5ターン、片端から司令部をスナイプされ、進撃が止まった赤軍右翼


 別の卓では、金井さんとマタベエ君で、『Hundred Days Battles(AH)』が対戦されていた。ナポレオニックに疎い私としては、初めて見るゲームだったので、金井さんの報告を引用。マタベエ君がフランス軍、金井さんがイギリス・プロイセン軍


左右の表が、部隊編成表


 ルールがあやふやな状態で始めて、いきなりプロシアが崩壊。スタックのルールが完全に抜けていたので、再プレイ。プロシア軍を下げたところ、ブリュッセルへの道が大空きになってしまい、大した戦闘もなくフランス軍の突破が確定。あやふやなルール説明でもあり、チュートリアルにも何にもなってなかったかも。


 初プレイのルールが(しかもHJ謹製ルールならばなおさら)あやふやなのは、この世界のお約束なので、これはゲーマー永遠の課題。TRPG経験は豊富ながら、本格的SLGは、これが事実上の初デビュー。こちらのゲームが比較的早く終了したので、ちょうど到着したばかりの中野さんがヤフオクで落札したばかりの「NAPOLEON(AH)」を、3人でプレイ。
 いわゆる「積み木のナポレオン」と呼ばれるところの、ワーテルロー戦役を扱った往年の名作で、テーマは異なるが、以前プレイした「積み木の東部戦線」がむちゃくちゃ面白かった私も興味津々。中野さん、金井さん、マタベエ君の対戦の模様は、これも金井さんの報告から。フランス軍は中野さん、イギリス軍は金井さん、プロイセン軍はマタベエ君である。

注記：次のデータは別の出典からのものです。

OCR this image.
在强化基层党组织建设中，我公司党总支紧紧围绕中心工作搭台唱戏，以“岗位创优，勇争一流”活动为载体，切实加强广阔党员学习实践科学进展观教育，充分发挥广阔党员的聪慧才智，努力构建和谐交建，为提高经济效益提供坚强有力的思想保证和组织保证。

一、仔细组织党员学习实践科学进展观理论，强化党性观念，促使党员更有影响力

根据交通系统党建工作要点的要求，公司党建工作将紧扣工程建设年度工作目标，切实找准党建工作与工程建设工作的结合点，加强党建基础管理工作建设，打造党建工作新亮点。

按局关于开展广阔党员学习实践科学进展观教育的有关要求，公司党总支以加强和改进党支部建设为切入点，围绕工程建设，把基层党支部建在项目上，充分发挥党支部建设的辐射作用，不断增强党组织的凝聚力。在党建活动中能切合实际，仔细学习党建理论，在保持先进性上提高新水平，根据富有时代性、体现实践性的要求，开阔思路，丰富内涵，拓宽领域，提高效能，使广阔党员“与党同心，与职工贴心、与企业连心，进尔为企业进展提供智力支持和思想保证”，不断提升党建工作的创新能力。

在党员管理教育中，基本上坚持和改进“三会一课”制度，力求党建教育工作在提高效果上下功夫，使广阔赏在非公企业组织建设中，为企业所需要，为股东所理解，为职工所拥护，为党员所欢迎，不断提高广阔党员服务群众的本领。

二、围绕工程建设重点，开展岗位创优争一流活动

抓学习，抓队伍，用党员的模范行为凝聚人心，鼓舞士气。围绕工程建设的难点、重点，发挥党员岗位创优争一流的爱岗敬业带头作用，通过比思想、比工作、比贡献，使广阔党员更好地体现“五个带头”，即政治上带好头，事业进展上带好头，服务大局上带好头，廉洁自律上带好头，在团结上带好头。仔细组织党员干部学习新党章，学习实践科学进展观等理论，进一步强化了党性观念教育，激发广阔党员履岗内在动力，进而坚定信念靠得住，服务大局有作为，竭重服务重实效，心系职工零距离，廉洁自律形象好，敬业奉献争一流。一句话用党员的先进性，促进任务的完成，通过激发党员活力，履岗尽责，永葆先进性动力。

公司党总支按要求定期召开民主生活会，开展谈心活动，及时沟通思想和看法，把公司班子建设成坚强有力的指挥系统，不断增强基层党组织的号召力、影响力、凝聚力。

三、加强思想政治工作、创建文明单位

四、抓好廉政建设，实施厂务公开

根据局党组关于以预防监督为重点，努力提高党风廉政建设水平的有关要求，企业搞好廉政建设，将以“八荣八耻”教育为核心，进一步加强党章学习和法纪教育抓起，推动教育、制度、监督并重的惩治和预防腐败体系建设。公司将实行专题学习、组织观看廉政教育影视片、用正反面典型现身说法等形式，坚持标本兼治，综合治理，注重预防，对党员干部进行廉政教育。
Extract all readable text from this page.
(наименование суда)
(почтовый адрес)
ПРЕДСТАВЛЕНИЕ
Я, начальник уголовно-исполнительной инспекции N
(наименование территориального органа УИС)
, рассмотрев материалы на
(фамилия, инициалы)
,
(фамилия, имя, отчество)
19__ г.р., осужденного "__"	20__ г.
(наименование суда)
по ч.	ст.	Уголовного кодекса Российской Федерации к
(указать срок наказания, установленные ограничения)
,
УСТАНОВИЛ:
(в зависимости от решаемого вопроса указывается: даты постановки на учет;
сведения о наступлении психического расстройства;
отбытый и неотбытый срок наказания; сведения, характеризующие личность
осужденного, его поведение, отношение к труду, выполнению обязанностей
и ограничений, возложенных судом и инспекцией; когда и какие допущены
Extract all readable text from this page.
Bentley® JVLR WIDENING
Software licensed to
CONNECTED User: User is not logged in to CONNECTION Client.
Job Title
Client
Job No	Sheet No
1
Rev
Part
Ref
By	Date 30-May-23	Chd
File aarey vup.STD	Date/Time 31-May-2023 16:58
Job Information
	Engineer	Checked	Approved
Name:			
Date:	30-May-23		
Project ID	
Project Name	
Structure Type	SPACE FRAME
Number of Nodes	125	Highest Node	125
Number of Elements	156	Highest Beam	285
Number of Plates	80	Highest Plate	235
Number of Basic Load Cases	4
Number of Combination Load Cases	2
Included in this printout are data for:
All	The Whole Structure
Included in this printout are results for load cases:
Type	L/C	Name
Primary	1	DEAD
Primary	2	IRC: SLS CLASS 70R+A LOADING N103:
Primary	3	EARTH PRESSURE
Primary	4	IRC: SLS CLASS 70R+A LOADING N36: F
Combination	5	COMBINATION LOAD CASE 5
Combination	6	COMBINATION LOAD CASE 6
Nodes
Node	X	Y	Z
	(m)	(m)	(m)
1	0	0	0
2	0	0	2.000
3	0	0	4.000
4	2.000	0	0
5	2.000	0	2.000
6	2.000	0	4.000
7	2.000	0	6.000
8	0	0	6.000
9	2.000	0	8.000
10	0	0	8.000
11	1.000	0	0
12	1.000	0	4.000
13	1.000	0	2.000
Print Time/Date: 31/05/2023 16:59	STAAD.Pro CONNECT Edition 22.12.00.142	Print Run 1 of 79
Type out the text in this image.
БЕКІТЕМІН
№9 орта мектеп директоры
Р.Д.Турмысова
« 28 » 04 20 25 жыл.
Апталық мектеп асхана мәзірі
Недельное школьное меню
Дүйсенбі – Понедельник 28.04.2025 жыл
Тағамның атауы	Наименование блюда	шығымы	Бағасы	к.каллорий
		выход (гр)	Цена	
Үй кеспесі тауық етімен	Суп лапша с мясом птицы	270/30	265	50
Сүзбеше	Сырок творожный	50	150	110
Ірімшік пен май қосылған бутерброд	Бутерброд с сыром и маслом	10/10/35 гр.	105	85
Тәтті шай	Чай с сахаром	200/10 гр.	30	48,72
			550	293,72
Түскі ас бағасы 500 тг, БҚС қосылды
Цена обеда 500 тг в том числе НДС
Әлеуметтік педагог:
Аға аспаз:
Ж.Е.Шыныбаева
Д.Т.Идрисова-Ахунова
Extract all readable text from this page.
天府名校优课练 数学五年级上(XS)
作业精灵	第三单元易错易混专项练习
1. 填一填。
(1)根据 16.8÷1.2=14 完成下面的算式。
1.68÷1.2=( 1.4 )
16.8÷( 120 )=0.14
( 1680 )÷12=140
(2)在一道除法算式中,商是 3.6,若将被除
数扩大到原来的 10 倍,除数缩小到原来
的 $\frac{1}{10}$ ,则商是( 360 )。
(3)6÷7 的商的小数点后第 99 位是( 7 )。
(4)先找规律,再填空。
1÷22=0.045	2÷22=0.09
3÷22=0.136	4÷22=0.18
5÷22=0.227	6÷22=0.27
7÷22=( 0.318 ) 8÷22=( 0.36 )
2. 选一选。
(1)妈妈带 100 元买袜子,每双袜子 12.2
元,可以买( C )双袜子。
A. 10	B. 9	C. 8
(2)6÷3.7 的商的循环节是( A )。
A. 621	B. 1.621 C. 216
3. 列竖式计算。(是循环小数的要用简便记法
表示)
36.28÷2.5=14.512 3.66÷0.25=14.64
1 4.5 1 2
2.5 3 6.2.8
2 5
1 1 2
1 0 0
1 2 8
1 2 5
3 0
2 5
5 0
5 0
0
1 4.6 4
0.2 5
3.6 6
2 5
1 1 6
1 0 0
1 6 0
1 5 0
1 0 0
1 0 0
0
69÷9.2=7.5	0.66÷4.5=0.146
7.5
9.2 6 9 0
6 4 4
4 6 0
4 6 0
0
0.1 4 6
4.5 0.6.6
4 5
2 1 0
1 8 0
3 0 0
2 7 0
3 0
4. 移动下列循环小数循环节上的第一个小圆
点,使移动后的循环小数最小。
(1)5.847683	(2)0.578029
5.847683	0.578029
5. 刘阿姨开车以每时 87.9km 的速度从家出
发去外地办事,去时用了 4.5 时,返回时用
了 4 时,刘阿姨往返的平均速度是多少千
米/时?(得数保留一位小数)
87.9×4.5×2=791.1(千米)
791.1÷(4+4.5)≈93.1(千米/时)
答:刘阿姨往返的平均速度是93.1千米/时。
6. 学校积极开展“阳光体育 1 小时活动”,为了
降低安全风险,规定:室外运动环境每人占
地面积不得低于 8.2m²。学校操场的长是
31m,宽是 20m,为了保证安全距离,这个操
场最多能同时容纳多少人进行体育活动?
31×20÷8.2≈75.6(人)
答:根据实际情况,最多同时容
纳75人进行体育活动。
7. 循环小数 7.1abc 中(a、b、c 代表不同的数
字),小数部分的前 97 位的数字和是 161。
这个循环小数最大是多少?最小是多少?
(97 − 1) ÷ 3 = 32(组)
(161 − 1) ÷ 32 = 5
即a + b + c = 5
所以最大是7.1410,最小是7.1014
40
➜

 あまり前方には配置しない方がいい、というアドバイスと、初期配置の制限により、連合軍は盤の北端に分散して配置。3カ所ある補給拠点のうち、盤の北東端リエージュはプロシア軍、盤北端のやや西よりのブリュッセルと、北西端ガンはイギリス軍が守備。フランス軍は盤南西部に集中配置し、ガンに向けて殺到。イギリスは妨害を試みるも、ガン自体には全く配置していなかったためもあり、あっさり占領され、以後毎ターン、イギリス軍は補給切れで1ユニット失われていく。一応イギリス軍は、プロシア軍との共通補給都市のブリュッセルに集結するが、プロシア軍が早期に終結するのは困難なため、戦うことなく消滅。フランス軍の勝利条件は、連合軍両軍の撃破であり、プロシア軍としては多少消耗しているとは言え、ユニットの失われていないフランス軍の撃破は困難。あとはブリュッセルに送った部隊を逃がして、戦闘回避する手だが、はたしてどうか、というところで、暇になった私は抜けてしまいました。またまたあまり良い指南役にはなれなかった気がします。ゼンニョさんと次のゲームを始めてしまったので、詳細はわかりませんが、フランス軍がプロシア軍を捕捉して勝利したようです。


 ここからは、中野さんからの報告


 先ず1戦目。金井さんのレポート通りの展開で、イギリス軍がほとんど戦わずに中盤で崩壊。確か会戦が2回しか起こらなかったのでは。この時点でフランス軍は多少の損害はあるものの、駒の損失は無し。しかしプロシア軍と全く戦闘していないので、そちらは全くの無傷である。ここで金井さんとマタベエ氏が何やら相談を始める。そして・・・「あと*ターンあるから連合軍ターンが*回で、ユニットの損耗が*個で、過半数には達しないね。ということで逃げます!」まさかの逃亡宣言と共にブリュッセルを放棄して、リエージュに向かってプロシア軍が移動開始。盤上で東端のリエージュに対して、西端にあるガンに主力を置いていたフランス軍は慌ててそれを追いかける。最終ターンまでに一度でも補足して会戦を仕掛けられないとフランスの負けは確実なので、強行軍の連続。戦力が減る減る。しかし、その甲斐あって最後のフランス軍ターンに、リエージュの手前でプロシア軍を補足、これを撃破してフランス軍の勝利となりました。フランス軍の駒損失が0個という事実が、如何に戦闘が激しくなかったかを物語っている?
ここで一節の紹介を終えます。